7 Comentarios
Avatar de User
Avatar de Ignacio Sainz de Medrano

Yo es que no tengo ni idea, Araceli, ya lo sabes. Simplemente cuento lo que he sentido. Mi odio afloró, supongo como respuesta a la afrenta realizada a un ser querido, como bien comentas.

Y luego, como una ola que se va, se diluyó en la cotidianeidad. Será que soy un blando y aguanto demasiado.

Gracias por tu precisión.

Avatar de Javier Jurado

Comparto que no conviene simplemente reprimir ese odio. Hasta cierto punto hay que consentírselo a uno mismo. La forma de canalizarlo después, para mí, es relativizar la importancia. Odiar a alguien, suelo repetirme, es concederle demasiada importancia. Y entonces suelen aflorar los contrapesos de la compasión. Pero, como bien subrayaría Nietzsche, en esa compasión también puede anidar una forma sibilina de dominio. Compadecer a alguien puede ser acompañar su sufrimiento; pero también ridiculizar su condición con cierto desprecio y perpetuarla. La cuestión, al margen de esa ambivalencia, es sanarse. Es lo que urge. Que suficiente daño hizo en un primer momento la afrenta, la ofensa o la agresión. No siempre es necesaria la reparación. Gracias por compartir tu experiencia y deliberación.

Avatar de Araceli Mateos Ghosh

El texto describe con honestidad la experiencia subjetiva del odio y el desgaste que produce, pero introduce una idea muy contemporánea: que las emociones negativas son “errores” psicológicos que deben resolverse porque deterioran el bienestar. Pero eso no es del todo así. El rencor, la ira, incluso ciertas formas de odio, tienen funciones adaptativas beneficiosas. Señalan vulneración de límites, injusticia, traición, peligro social o daño moral. Sin capacidad de resentimiento, probablemente aceptaríamos abusos de forma indefinida.

El odio y la compasión no son moral y psicológicamente incompatibles. Uno puede comprender el sufrimiento o las limitaciones del otro y aun así decidir no reconciliarse.

Creo firmemente que no todo merece perdón. Pero tienes toda la razón en que casi nada merece poseer indefinidamente tu sistema nervioso.

Avatar de Ángel Alda

A veces el odio produce mejor literatura que el amor. Otelo por ejemplo supera a Romeo y Julieta de calle.

Avatar de Edu Rodríguez

La última persona a la que odié fue el último jefe de mi último jefe.

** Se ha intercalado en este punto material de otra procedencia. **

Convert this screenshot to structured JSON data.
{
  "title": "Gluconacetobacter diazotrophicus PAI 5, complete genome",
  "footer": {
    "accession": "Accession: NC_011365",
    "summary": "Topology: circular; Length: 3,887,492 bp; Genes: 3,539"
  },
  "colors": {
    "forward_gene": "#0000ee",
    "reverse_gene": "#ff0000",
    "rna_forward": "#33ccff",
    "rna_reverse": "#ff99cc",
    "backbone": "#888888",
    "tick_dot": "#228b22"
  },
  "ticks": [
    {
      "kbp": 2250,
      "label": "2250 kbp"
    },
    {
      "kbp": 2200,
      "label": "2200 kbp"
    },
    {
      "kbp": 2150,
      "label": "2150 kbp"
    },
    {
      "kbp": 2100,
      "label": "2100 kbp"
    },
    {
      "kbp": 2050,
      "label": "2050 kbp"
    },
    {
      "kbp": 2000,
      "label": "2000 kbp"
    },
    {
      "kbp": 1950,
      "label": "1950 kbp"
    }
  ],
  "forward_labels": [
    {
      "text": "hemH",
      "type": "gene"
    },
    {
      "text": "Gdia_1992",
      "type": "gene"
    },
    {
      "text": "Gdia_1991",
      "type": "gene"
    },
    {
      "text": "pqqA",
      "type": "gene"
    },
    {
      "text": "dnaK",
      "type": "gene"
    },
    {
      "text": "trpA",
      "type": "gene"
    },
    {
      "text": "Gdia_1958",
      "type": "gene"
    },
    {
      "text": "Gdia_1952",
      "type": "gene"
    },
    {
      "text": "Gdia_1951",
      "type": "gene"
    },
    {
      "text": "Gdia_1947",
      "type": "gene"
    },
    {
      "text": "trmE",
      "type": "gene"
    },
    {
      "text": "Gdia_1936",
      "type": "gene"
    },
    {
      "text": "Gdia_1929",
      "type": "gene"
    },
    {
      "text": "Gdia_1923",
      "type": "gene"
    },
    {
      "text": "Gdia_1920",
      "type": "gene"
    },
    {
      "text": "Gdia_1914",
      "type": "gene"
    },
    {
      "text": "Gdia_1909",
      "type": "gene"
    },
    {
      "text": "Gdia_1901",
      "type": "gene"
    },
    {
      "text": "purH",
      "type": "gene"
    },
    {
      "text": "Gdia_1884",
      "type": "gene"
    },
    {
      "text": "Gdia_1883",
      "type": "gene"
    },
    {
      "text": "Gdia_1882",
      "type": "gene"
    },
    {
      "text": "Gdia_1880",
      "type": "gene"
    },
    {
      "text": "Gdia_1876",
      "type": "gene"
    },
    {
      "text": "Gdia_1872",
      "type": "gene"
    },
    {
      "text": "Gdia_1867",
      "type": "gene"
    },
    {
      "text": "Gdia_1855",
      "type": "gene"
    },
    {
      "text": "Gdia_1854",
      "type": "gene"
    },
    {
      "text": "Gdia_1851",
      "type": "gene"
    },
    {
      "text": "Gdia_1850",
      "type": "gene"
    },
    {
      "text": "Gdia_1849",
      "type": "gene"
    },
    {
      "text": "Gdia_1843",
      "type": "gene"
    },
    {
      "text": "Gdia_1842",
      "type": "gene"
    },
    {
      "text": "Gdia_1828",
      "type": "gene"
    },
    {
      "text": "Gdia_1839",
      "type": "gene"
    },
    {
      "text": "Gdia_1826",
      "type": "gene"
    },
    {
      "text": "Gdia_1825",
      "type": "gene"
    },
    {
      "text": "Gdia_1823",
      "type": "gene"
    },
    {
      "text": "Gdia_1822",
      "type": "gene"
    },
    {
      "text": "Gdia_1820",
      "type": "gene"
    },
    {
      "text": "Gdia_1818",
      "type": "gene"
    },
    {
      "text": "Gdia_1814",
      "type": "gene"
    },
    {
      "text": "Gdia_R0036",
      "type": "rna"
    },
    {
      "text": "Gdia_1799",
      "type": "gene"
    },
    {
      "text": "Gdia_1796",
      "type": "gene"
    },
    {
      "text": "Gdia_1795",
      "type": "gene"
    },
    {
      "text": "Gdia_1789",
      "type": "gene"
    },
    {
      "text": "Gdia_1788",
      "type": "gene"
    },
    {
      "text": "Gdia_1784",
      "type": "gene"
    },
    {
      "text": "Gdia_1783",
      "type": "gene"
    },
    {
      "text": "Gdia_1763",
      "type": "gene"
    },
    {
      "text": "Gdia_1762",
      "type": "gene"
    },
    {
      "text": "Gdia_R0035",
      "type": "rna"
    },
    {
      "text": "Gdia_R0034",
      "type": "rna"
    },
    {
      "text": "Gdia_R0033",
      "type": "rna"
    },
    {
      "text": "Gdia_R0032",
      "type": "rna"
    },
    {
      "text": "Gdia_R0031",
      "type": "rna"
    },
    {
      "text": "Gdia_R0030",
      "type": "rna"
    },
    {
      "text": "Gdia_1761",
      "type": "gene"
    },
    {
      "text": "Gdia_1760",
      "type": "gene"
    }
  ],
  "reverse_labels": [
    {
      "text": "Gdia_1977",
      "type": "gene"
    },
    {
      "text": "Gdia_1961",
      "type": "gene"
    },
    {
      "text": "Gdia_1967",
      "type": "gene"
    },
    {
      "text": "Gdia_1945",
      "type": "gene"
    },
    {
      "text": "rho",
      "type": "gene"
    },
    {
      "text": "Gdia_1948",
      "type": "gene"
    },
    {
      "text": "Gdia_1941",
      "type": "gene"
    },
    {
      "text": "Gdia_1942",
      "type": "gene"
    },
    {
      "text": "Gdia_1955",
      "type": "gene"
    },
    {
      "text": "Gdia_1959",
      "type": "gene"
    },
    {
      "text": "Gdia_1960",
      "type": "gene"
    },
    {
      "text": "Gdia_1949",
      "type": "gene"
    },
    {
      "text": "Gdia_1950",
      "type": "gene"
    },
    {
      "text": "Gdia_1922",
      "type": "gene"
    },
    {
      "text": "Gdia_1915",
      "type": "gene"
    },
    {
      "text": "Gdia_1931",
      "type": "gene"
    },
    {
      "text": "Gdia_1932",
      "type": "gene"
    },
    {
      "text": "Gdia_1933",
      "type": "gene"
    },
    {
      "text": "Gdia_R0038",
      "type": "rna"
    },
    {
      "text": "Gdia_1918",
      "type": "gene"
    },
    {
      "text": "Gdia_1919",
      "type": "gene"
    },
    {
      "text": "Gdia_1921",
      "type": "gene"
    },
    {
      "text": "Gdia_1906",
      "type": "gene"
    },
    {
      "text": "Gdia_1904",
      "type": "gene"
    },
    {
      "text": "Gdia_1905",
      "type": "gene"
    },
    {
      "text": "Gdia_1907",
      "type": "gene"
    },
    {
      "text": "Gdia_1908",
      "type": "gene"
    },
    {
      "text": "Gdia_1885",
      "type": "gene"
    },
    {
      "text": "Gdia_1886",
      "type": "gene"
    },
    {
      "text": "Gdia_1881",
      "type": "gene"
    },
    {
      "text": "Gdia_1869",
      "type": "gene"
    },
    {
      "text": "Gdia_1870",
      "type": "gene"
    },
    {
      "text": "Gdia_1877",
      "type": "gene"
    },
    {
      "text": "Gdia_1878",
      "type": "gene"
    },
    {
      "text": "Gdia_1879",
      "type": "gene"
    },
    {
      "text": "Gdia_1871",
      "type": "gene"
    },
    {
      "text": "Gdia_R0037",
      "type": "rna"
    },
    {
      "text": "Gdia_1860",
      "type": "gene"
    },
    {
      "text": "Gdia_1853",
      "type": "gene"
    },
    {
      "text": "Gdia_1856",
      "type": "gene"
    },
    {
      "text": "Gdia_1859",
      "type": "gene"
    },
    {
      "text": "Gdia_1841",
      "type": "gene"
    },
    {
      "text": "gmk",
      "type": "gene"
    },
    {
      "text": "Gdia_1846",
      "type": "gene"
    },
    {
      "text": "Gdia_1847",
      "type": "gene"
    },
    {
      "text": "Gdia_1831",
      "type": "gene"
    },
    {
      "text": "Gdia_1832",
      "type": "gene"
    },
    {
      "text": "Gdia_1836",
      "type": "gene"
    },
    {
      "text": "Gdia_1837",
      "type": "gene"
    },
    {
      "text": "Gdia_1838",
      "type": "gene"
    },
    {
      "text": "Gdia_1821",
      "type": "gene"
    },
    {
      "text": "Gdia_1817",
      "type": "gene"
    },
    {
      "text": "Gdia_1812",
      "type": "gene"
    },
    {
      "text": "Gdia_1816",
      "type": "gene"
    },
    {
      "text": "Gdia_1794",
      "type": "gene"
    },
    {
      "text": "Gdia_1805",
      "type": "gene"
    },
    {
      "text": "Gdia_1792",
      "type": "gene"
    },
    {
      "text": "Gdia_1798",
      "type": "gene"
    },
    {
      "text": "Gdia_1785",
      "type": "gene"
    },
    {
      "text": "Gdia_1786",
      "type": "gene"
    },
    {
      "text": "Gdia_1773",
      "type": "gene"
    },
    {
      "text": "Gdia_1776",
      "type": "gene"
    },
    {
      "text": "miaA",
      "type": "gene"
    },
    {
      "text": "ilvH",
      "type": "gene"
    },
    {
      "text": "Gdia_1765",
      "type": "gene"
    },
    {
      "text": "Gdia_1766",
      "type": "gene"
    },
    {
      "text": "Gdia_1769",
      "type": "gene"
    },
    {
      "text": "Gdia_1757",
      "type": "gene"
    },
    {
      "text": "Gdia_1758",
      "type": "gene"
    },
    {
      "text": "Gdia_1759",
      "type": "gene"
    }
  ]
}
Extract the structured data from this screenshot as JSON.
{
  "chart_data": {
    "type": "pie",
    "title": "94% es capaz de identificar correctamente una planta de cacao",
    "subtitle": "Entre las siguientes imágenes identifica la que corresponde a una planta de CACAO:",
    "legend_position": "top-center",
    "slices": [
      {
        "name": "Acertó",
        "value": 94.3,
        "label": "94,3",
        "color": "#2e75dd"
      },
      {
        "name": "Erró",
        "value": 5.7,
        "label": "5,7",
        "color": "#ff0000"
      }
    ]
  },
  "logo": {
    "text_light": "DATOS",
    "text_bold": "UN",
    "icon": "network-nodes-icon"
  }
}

Qué tipo más gilipollas. Hace sólo 7 meses y ya no me acuerdo de su nombre. Me uno a Araceli y a Javier: el odio cumple su función, aunque a ninguno nos guste pasar por él. Eso sí, añadiría que me siento más ecuánime desde que no estoy a la merced del poder de otros. Se lo decía a Molly el otro día: "Si no tengo que volver a usar el transporte público para ir a una oficina, creo que podría llegar a ser uno de esos sabios orientales que no se enfadan nunca". De coña, más o menos, porque algo hay ahí.

Avatar de Grijander Klander

Yo he odiado por traición ajena y negligencia mía. Y me he regocijado en el odio. Y su mal fue mi bien. Si eso me hace inferior no lo sé, pero en parte, me sanó. Ahora me da igual, creo que ese es mi triunfo real. Pero no es fácil, durante bastante tiempo me sentí mal por odiar: la doctrina cristiana ha dejado su mácula perenne en los spanish X. Yo te comprendo, hermano.

Avatar de Miguel García Álvarez

Nunca he sabido decir si he odiado realmente a alguien. Quizá lo más cercano es lo que he sentido por la gente que ha conseguido desatar mi rabia más interna. Que alguien sea capaz de que yo sienta uno de los sentimientos que más detesto merece todo mi desprecio. Y yo me quiero creer que se trata de desprecio y no odio, porque en mi cabeza el odio requiere un mínimo aprecio por esa persona, algo que pierdo inmediatamente si alguien me hace sentir rabia.

Quizá todo esto no sea más que odio y ya está, a saber. Eso sí, para mí no hay mejor banda sonora para ello que "Vulgar Display of Power" de Pantera, seguido muy de cerca de "Pesadilla en el Parque de Atracciones" de Los Planetas.